Former US president Barack Obama reportedly warned Facebook CEO Mark Zuckerberg to take the threat of fake news on the platform seriously in a meeting weeks after the election last year. Obama reportedly pulled Zuckerberg aside at the Asia-Pacific Economic Cooperation summit in Peru on 19 November, warning the tech executive that the issue would only get worse in the next election if left unchecked, The Washington Post reported Sunday (24 September).
Although Zuckerberg acknowledged the issue, he reportedly told Obama that such messages were not as widespread on the site and that there was no easy fix for it, people briefed on the conversation told The Post.
Prior to Election Day, Obama voiced serious concerns over Facebook's fake news problem saying it was creating a "cloud of nonsense" and leading many people to believe "outright lies" and "crazy stuff."

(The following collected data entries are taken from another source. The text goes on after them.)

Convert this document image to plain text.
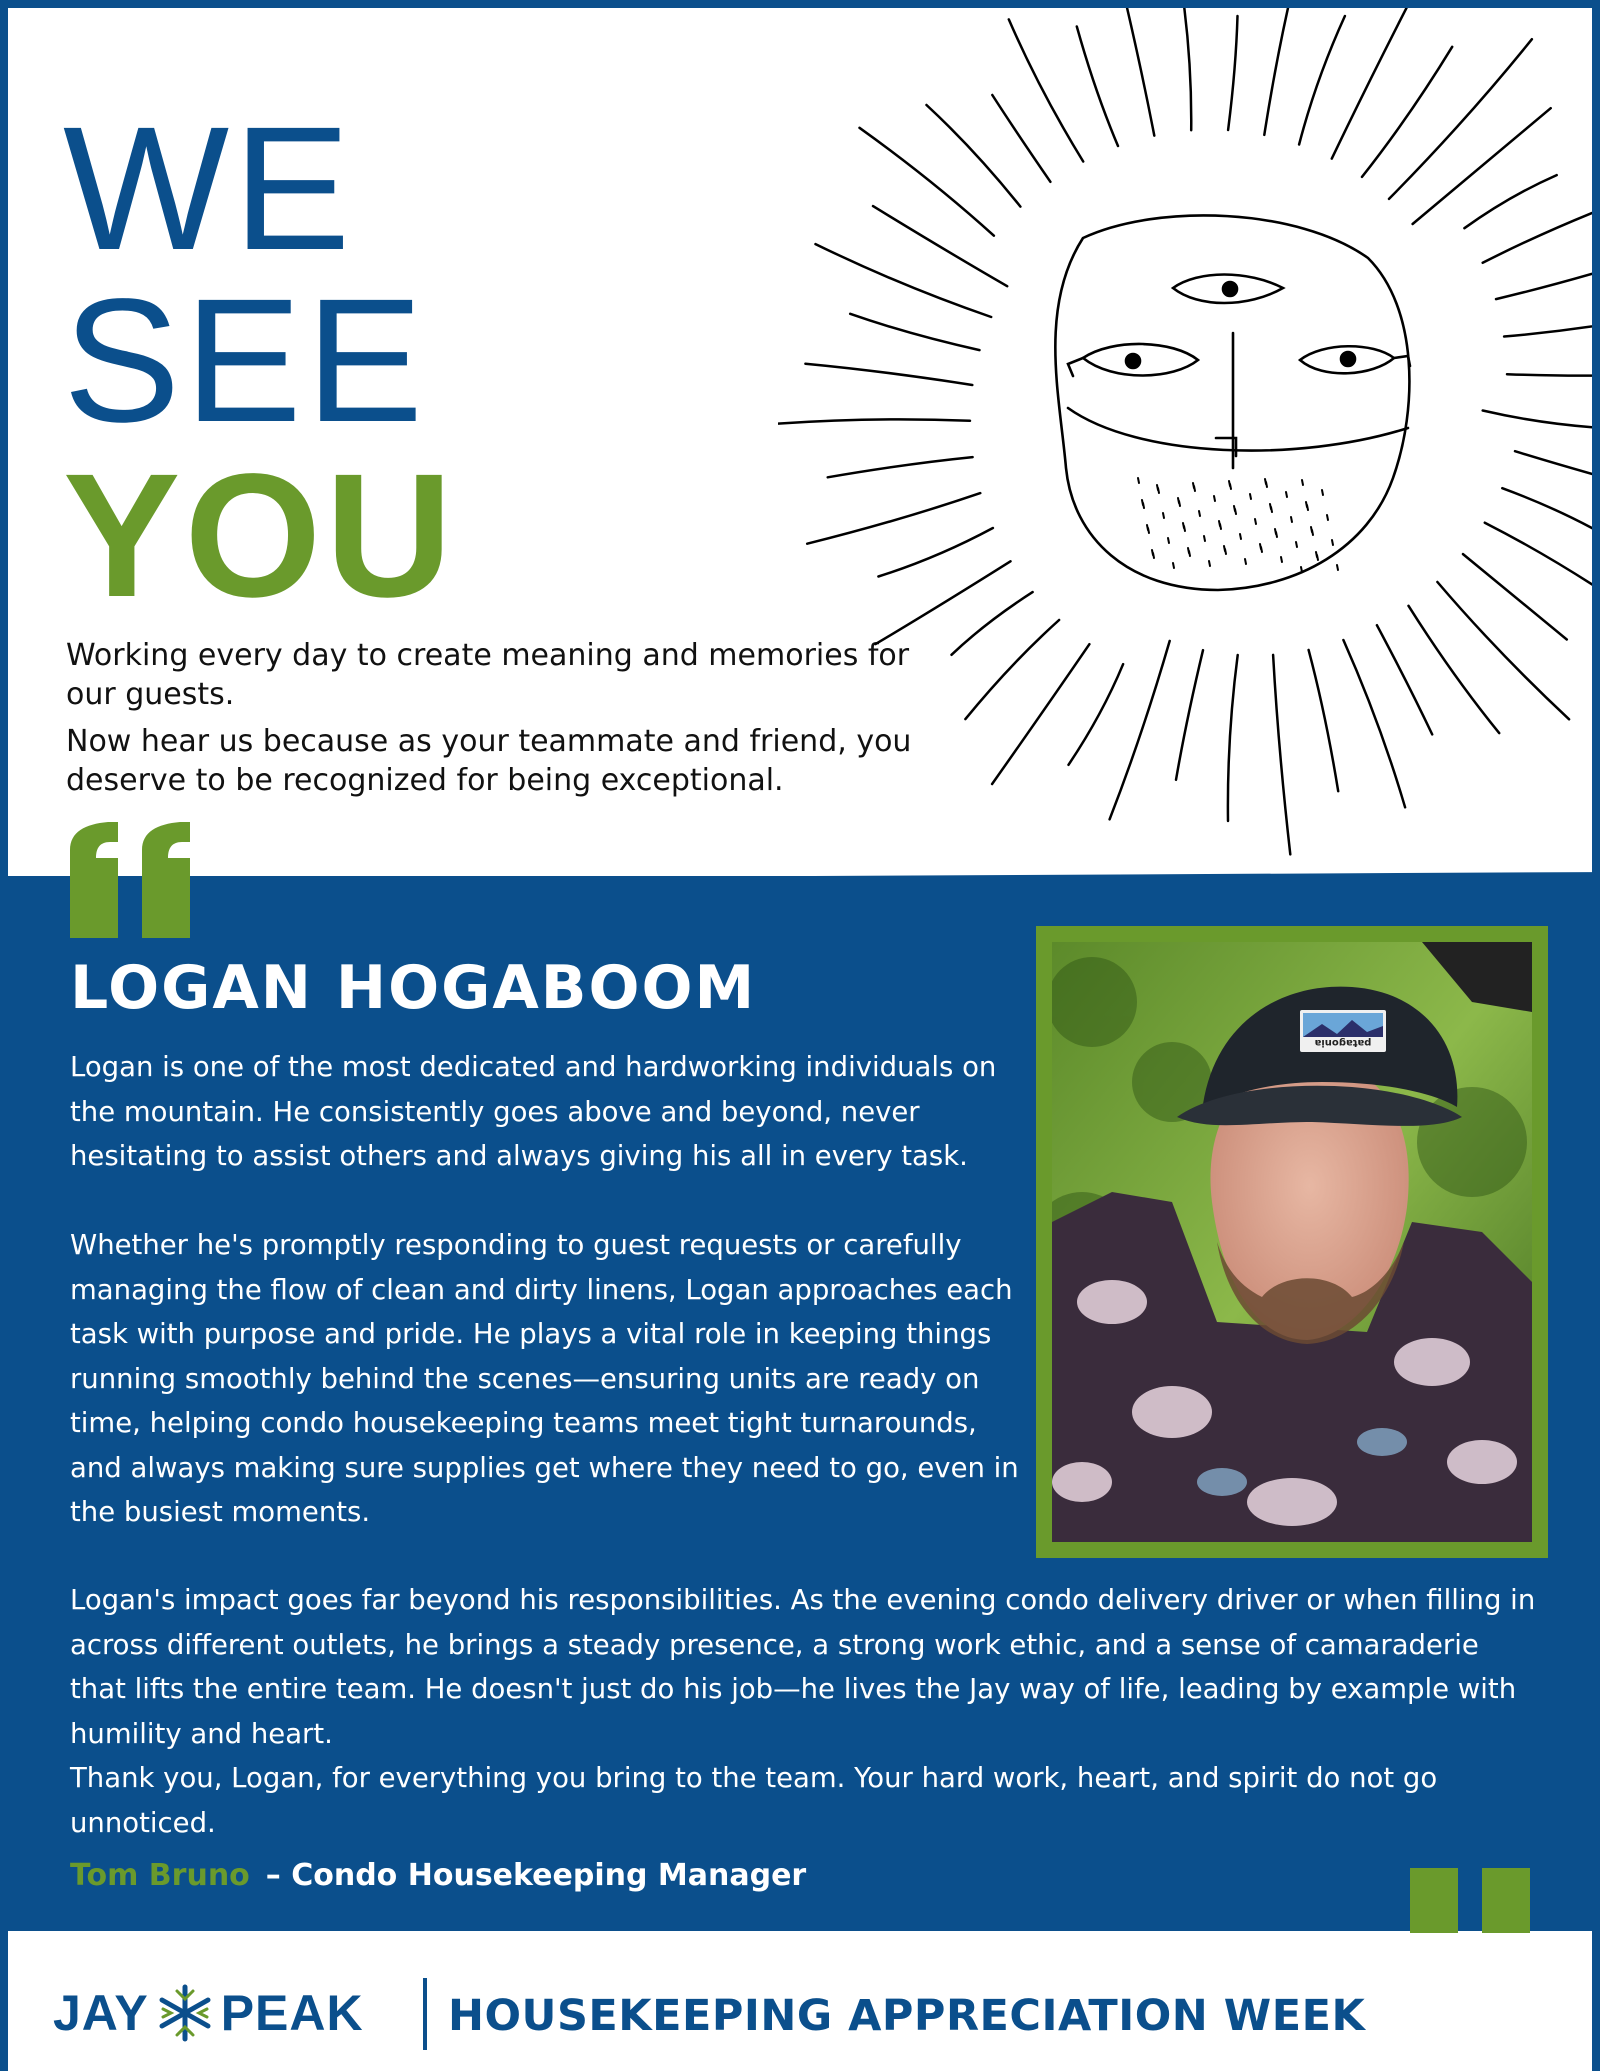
WE
SEE
YOU

Working every day to create meaning and memories for our guests.

Now hear us because as your teammate and friend, you deserve to be recognized for being exceptional.

LOGAN HOGABOOM

Logan is one of the most dedicated and hardworking individuals on the mountain. He consistently goes above and beyond, never hesitating to assist others and always giving his all in every task.

Whether he's promptly responding to guest requests or carefully managing the flow of clean and dirty linens, Logan approaches each task with purpose and pride. He plays a vital role in keeping things running smoothly behind the scenes—ensuring units are ready on time, helping condo housekeeping teams meet tight turnarounds, and always making sure supplies get where they need to go, even in the busiest moments.

Logan's impact goes far beyond his responsibilities. As the evening condo delivery driver or when filling in across different outlets, he brings a steady presence, a strong work ethic, and a sense of camaraderie that lifts the entire team. He doesn't just do his job—he lives the Jay way of life, leading by example with humility and heart.

Thank you, Logan, for everything you bring to the team. Your hard work, heart, and spirit do not go unnoticed.

Tom Bruno – Condo Housekeeping Manager
patagonia
JAY PEAK HOUSEKEEPING APPRECIATION WEEK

"The way campaigns have unfolded, we just start accepting crazy stuff as normal and people if they just repeat attacks enough and outright lies over and over again," Obama said at the time. "As long as it's on Facebook, and people can see it, as long as it's on social media, people start believing it, and it creates this dust cloud of nonsense."
Shortly after President Donald Trump's victory over Democratic rival Hillary Clinton in the 2016 presidential election, many argued that the dissemination of fake news, misinformation and hoaxes on Facebook may have influenced the election. Initially, Zuckerberg dismissed the notion as a "pretty crazy idea."
Facebook has come under intense scrutiny recently after it revealed that it sold about $100,000 (£74,470) worth of Facebook's politically divisive ads to inauthentic accounts and pages likely linked to Russia during the election. The social media giant agreed last week to hand over the thousands of ads to Congress and vowed to protect "election integrity" through numerous measures going forward.
Facebook's ad practices also came under fire after it was reported it allowed marketers to target ads towards users interested in topics such as "Jew hater" or "How to burn Jews". The company has taken down the offensive categories and said it would tighten its ad policies and controls.
In January, US intelligence agencies concluded that Russian president Vladimir Putin ordered a complex "influence campaign" involving cyberattacks, misinformation campaigns and more to denigrate Hillary Clinton and help Trump win the race. The Kremlin has dismissed the allegations and denied any involvement in the DNC hack.
Multiple congressional committees, including Special Counsel Robert Mueller, are currently investigating Russian meddling in the 2016 election and alleged collusion between Trump's campaign and the Kremlin. Trump has referred to the ongoing Russia probe as a "witch hunt" and a "hoax".
"I care deeply about the democratic process and protecting its integrity," Zuckerberg said in a Facebook Live video last week. "Facebook's mission is all about giving people a voice and bringing people closer together. Those are deeply democratic values and we're proud of them. I don't want anyone to use our tools to undermine democracy. That's not what we stand for."
"Now, I wish I could tell you we're going to be able to stop all interference, but that wouldn't be realistic," he continued. "There will always be bad people in the world, and we can't prevent all governments from all interference. But we can make it harder. We can make it a lot harder. And that's what we're going to do."